Viable microorganisms entrapped in subglacial ice can be released during summer glacial melts, or after the calving of icebergs into the ocean [49]. The meltwater of the Kongsvegen glacier almost exclusively contained in high counts (up to 8 × 103 CFU L−1) D. hansenii, a species otherwise characteristic of trophic waters [17]. Seawater in the vicinity of the glacier still contained 200 CFU L−1, decreasing at the exit of Kongsfjorden into the open sea, to 40 CFU L−1. The related D. maramus was isolated from seawater with low frequency, suggesting an exogenous origin, whilst M. bicuspidata and M. zobellii, two known autochthonous aquatic species [46, 52, 68], were also present in the fjord seawater in very low numbers, however probably due to nearing the limit of their realized niche. The halotolerant species M. bicuspidata [46] has been isolated from hypersaline waters [9] and the Antarctic Ocean [29]. Therefore, its presence on seawater bordering snow/ice is not surprising.

It is generally recognized that the seawater in the polar regions is dominated by basidiomycetous yeasts [29]. During the present study, R. mucilaginosa, a known ubiquitous species, a previously undescribed species of the genus Cystofilobasidium [10], Cryptococcus victoriae and Filobasidium uniguttulatum were isolated. They probably all originate from the subglacial environment [10], or soil [53], and apart from R. mucilaginosa, they have never been reported from aquatic environments.

During the freezing of seawater, yeasts can become entrapped in the sea ice, an extreme environment that is characterized by temperatures ranging from −1°C to −50°C, and with brine channels with salinities of up to 15% NaCl [8]. The only report on the presence of fungi in sea ice was based on the detection of characteristic fungal sequences of the small subunit of the rRNA gene in DNA extracted from Antarctic and Arctic sea ice [8]. To our knowledge, the present report is the first on the isolation of cultivatable yeasts from sea ice.
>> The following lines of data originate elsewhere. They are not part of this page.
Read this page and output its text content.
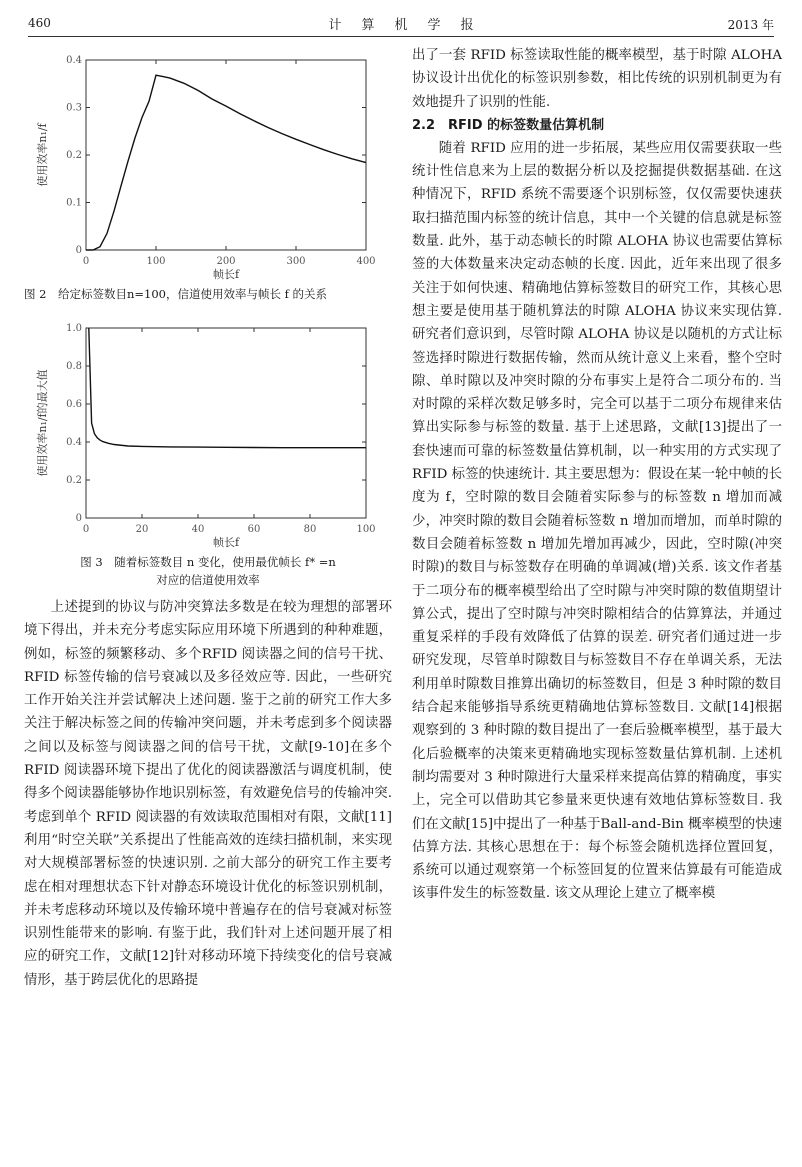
460	计算机学报	2013 年
0	100	200	300	400
0
0.1
0.2
0.3
0.4
帧长f
使用效率n₁/f

图 2　给定标签数目n=100，信道使用效率与帧长 f 的关系

0	20	40	60	80	100
0
0.2
0.4
0.6
0.8
1.0
帧长f
使用效率n₁/f的最大值

图 3　随着标签数目 n 变化，使用最优帧长 f* =n

对应的信道使用效率

上述提到的协议与防冲突算法多数是在较为理想的部署环境下得出，并未充分考虑实际应用环境下所遇到的种种难题，例如，标签的频繁移动、多个RFID 阅读器之间的信号干扰、RFID 标签传输的信号衰减以及多径效应等. 因此，一些研究工作开始关注并尝试解决上述问题. 鉴于之前的研究工作大多关注于解决标签之间的传输冲突问题，并未考虑到多个阅读器之间以及标签与阅读器之间的信号干扰，文献[9-10]在多个 RFID 阅读器环境下提出了优化的阅读器激活与调度机制，使得多个阅读器能够协作地识别标签，有效避免信号的传输冲突. 考虑到单个 RFID 阅读器的有效读取范围相对有限，文献[11]利用“时空关联”关系提出了性能高效的连续扫描机制，来实现对大规模部署标签的快速识别. 之前大部分的研究工作主要考虑在相对理想状态下针对静态环境设计优化的标签识别机制，并未考虑移动环境以及传输环境中普遍存在的信号衰减对标签识别性能带来的影响. 有鉴于此，我们针对上述问题开展了相应的研究工作，文献[12]针对移动环境下持续变化的信号衰减情形，基于跨层优化的思路提

出了一套 RFID 标签读取性能的概率模型，基于时隙 ALOHA 协议设计出优化的标签识别参数，相比传统的识别机制更为有效地提升了识别的性能.

2.2　RFID 的标签数量估算机制

随着 RFID 应用的进一步拓展，某些应用仅需要获取一些统计性信息来为上层的数据分析以及挖掘提供数据基础. 在这种情况下，RFID 系统不需要逐个识别标签，仅仅需要快速获取扫描范围内标签的统计信息，其中一个关键的信息就是标签数量. 此外，基于动态帧长的时隙 ALOHA 协议也需要估算标签的大体数量来决定动态帧的长度. 因此，近年来出现了很多关注于如何快速、精确地估算标签数目的研究工作，其核心思想主要是使用基于随机算法的时隙 ALOHA 协议来实现估算. 研究者们意识到，尽管时隙 ALOHA 协议是以随机的方式让标签选择时隙进行数据传输，然而从统计意义上来看，整个空时隙、单时隙以及冲突时隙的分布事实上是符合二项分布的. 当对时隙的采样次数足够多时，完全可以基于二项分布规律来估算出实际参与标签的数量. 基于上述思路，文献[13]提出了一套快速而可靠的标签数量估算机制，以一种实用的方式实现了RFID 标签的快速统计. 其主要思想为：假设在某一轮中帧的长度为 f，空时隙的数目会随着实际参与的标签数 n 增加而减少，冲突时隙的数目会随着标签数 n 增加而增加，而单时隙的数目会随着标签数 n 增加先增加再减少，因此，空时隙(冲突时隙)的数目与标签数存在明确的单调减(增)关系. 该文作者基于二项分布的概率模型给出了空时隙与冲突时隙的数值期望计算公式，提出了空时隙与冲突时隙相结合的估算算法，并通过重复采样的手段有效降低了估算的误差. 研究者们通过进一步研究发现，尽管单时隙数目与标签数目不存在单调关系，无法利用单时隙数目推算出确切的标签数目，但是 3 种时隙的数目结合起来能够指导系统更精确地估算标签数目. 文献[14]根据观察到的 3 种时隙的数目提出了一套后验概率模型，基于最大化后验概率的决策来更精确地实现标签数量估算机制. 上述机制均需要对 3 种时隙进行大量采样来提高估算的精确度，事实上，完全可以借助其它参量来更快速有效地估算标签数目. 我们在文献[15]中提出了一种基于Ball-and-Bin 概率模型的快速估算方法. 其核心思想在于：每个标签会随机选择位置回复，系统可以通过观察第一个标签回复的位置来估算最有可能造成该事件发生的标签数量. 该文从理论上建立了概率模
The majority of basidiomycetous species fell into the non-pigmented Filobasidium/C. albidus taxa of the Tremellales [32], while the urediniomycetous yeasts were represented only by R. mucilaginosa. Besides basidiomycetous yeasts, P. guilliermondii was the only ascomycetous species detected, although with lower frequency than the basidiomycetous species. Further investigations of yeast biodiversity in sea ice are needed to complement this preliminary data.

Overall, the diversity of ascomycetous yeasts in different types of ice sampled, from sea ice to glacial ice, was very limited, although the abundance was higher than previously reported for any other natural habitat, in particular for D. hansenii and P. guilliermondii (up to 104 CFU L−1).
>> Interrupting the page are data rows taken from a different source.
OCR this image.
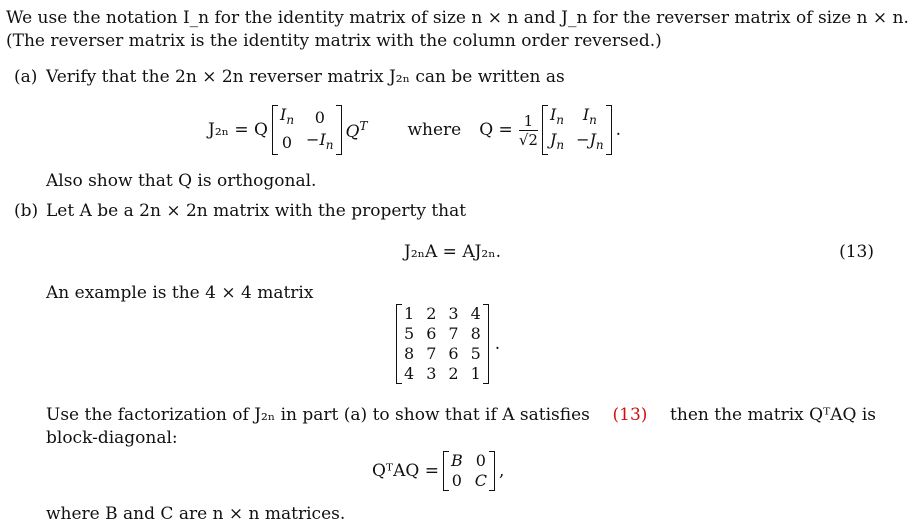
We use the notation I_n for the identity matrix of size n × n and J_n for the reverser matrix of size n × n.
(The reverser matrix is the identity matrix with the column order reversed.)
(a) Verify that the 2n × 2n reverser matrix J₂ₙ can be written as
J₂ₙ = Q
$I_n$	0
0	$-I_n$
$Q^T$ where $Q = \frac{1}{√2} I_n$	$I_n$
$J_n$	$-J_n$
.
Also show that Q is orthogonal.
(b) Let A be a 2n × 2n matrix with the property that
J₂ₙA = AJ₂ₙ.	(13)
An example is the 4 × 4 matrix
1	2	3	4
5	6	7	8
8	7	6	5
4	3	2	1
.
Use the factorization of J₂ₙ in part (a) to show that if A satisfies (13) then the matrix QᵀAQ is
block-diagonal:
QᵀAQ =
B	0
0	C ,
where B and C are n × n matrices.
It seems that the occurrence of yeasts in polar and other extreme natural environments has been largely underestimated, although these micro-eukaryotes can take up and transform nutrients very efficiently, and thus serve as a carbon sink and participate in the short food webs present. Surprisingly, the deserts, glaciers and salterns may result in similar environmental and evolutionary pressure on microorganisms. Results of this study favour the hypothesis that fungal adaptation to low a w can be related to low temperatures stress. Freezing, drying and hypersaline stress lead to cellular dehydration, and can therefore activate common responses [37]. Cold-, salt- and drought-tolerant fungi may therefore belong to a limited group of extremophilic species that share more features and inhabit more extreme environments than we have imagined so far.